Aber ich bin um so manche Erfahrung reicher. Mit dickem Bauch lernt man das Land noch einmal ganz anders kennen.  

Aber fangen wir vielleicht einmal vorne an. Ganz am Anfang stand bei mir, da es mir nicht gut ging, meinen Vorgesetzten zu informieren, warum ich erneut Home-Office bevorzuge. Die Reaktion von ihm und dann ein paar Wochen später auch von meinen Kollegen waren durchweg positiv. Kein komischer Blick, kein doofer Kommentar, dass ich absehbarer Zukunft ja ausfallen würde. Die ganze Sache wurde sehr entspannt gesehen und alle freuten sich mit mir.  

Allgemein muss man sagen, dass sich durch die Schwangerschaft ein paar neue Türen geöffnet haben. Plötzlich gibt es etwas, das quasi keine Nationalität kennt. Da gefühlt hier jeder ein Kind hat (neben der Eigentumswohnung, aber das ist ein anderes Thema), gibt es plötzlich eine Sache, die mögliche kulturelle Grenzen überwindet und für genug Gesprächsstoff sorgt.  

Und auch die scheuen Norweger, die gerne immer einen Sitzplatz zwischen ihnen und dir im Bus freilassen oder sich zu Tode anschweigen im Fahrstuhl, strecken doch hin und wieder die Hand aus und streichen über deine Kugel. Was ich – egal welche Nationalität man hat – immer noch befremdlich befinde.  

Ähnlich befremdlich war für mich auch das Gesundheitssystem, wenn es um das Thema Schwangerschaft geht.  

Wie im letzten Post bereits gesagt, fällt die Eigenbeteiligung beim Arzt weg, wenn du in anderen Umständen bist.
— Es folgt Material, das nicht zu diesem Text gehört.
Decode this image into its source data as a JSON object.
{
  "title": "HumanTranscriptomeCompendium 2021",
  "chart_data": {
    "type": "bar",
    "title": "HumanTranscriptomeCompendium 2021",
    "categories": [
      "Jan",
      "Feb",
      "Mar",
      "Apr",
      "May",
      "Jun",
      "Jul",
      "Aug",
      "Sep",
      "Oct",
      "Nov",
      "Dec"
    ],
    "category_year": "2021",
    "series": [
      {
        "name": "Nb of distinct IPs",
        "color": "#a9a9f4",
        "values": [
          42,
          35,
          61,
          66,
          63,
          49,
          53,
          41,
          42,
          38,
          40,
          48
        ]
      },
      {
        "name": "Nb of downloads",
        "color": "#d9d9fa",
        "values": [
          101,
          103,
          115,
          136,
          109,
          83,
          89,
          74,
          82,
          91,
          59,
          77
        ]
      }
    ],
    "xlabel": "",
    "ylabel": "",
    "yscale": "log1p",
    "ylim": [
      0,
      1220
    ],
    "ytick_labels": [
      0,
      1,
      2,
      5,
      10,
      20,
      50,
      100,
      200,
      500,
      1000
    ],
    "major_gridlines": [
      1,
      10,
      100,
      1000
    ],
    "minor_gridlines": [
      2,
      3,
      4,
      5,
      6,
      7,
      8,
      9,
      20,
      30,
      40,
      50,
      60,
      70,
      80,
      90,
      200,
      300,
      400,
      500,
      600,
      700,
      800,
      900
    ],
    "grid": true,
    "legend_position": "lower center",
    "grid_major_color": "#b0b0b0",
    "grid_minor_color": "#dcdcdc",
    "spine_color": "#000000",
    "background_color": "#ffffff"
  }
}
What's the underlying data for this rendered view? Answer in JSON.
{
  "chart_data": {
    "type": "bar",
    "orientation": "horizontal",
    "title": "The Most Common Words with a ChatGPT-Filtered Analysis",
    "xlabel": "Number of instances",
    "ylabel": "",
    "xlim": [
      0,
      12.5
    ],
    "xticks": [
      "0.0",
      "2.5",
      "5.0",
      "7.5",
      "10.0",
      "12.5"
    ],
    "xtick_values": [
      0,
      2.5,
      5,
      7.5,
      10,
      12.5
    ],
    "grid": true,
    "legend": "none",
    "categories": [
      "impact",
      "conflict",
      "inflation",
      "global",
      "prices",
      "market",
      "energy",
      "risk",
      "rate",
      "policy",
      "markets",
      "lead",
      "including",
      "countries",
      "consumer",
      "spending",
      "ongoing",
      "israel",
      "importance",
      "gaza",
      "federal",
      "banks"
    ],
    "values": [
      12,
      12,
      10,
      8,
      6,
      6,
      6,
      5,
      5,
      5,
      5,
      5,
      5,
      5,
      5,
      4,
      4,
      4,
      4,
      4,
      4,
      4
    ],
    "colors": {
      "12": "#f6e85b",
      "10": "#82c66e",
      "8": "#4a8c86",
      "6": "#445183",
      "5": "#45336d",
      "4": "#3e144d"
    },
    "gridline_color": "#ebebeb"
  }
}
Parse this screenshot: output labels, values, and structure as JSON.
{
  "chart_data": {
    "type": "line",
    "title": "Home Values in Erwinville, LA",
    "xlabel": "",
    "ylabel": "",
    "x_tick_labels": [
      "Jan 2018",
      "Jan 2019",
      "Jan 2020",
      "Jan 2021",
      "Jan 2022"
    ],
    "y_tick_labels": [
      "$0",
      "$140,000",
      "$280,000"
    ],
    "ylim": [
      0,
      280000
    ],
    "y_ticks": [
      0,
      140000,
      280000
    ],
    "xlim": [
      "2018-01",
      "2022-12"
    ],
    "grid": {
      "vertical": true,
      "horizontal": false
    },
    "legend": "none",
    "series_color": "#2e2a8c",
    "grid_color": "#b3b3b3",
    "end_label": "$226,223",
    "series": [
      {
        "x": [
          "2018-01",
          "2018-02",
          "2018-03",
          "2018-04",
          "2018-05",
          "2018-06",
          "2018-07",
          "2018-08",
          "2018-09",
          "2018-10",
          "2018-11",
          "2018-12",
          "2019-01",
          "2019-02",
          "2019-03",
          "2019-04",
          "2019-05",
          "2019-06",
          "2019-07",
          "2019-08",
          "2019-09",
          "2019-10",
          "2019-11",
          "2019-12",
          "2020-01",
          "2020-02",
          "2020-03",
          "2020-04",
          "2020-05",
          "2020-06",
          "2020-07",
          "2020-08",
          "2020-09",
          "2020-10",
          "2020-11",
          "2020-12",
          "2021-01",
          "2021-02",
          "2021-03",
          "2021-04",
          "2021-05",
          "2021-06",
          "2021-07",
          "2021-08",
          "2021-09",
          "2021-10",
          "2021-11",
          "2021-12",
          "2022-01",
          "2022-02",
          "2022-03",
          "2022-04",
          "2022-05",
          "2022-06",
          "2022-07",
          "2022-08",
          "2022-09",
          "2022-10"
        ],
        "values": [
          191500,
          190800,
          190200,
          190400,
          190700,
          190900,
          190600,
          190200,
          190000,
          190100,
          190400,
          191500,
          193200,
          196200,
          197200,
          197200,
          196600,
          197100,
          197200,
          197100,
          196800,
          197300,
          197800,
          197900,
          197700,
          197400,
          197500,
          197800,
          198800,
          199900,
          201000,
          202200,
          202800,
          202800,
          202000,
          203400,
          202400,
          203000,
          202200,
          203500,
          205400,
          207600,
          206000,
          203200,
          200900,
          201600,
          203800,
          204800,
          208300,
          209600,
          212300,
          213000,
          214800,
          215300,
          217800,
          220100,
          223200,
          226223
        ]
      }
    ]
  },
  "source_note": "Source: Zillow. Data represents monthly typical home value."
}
Soweit so gut...! So richtig häufig sieht man den Arzt aber irgendwie nicht und das System zu durchschauen, hat mich ein wenig Zeit gekostet. 

Die Vorsorgeuntersuchungen (die weitaus "basischer" bzw. “natürlicher” sind als in Deutschland) werden von deiner Hebamme und deinem Hausarzt gemacht. "Deine" Hebamme ist vielleicht etwas übertrieben. Die kannst du dir leider nicht wirklich selber aussuchen, sie kommt nicht zu dir nach Hause und ist schon gar nicht bei der Geburt dabei.   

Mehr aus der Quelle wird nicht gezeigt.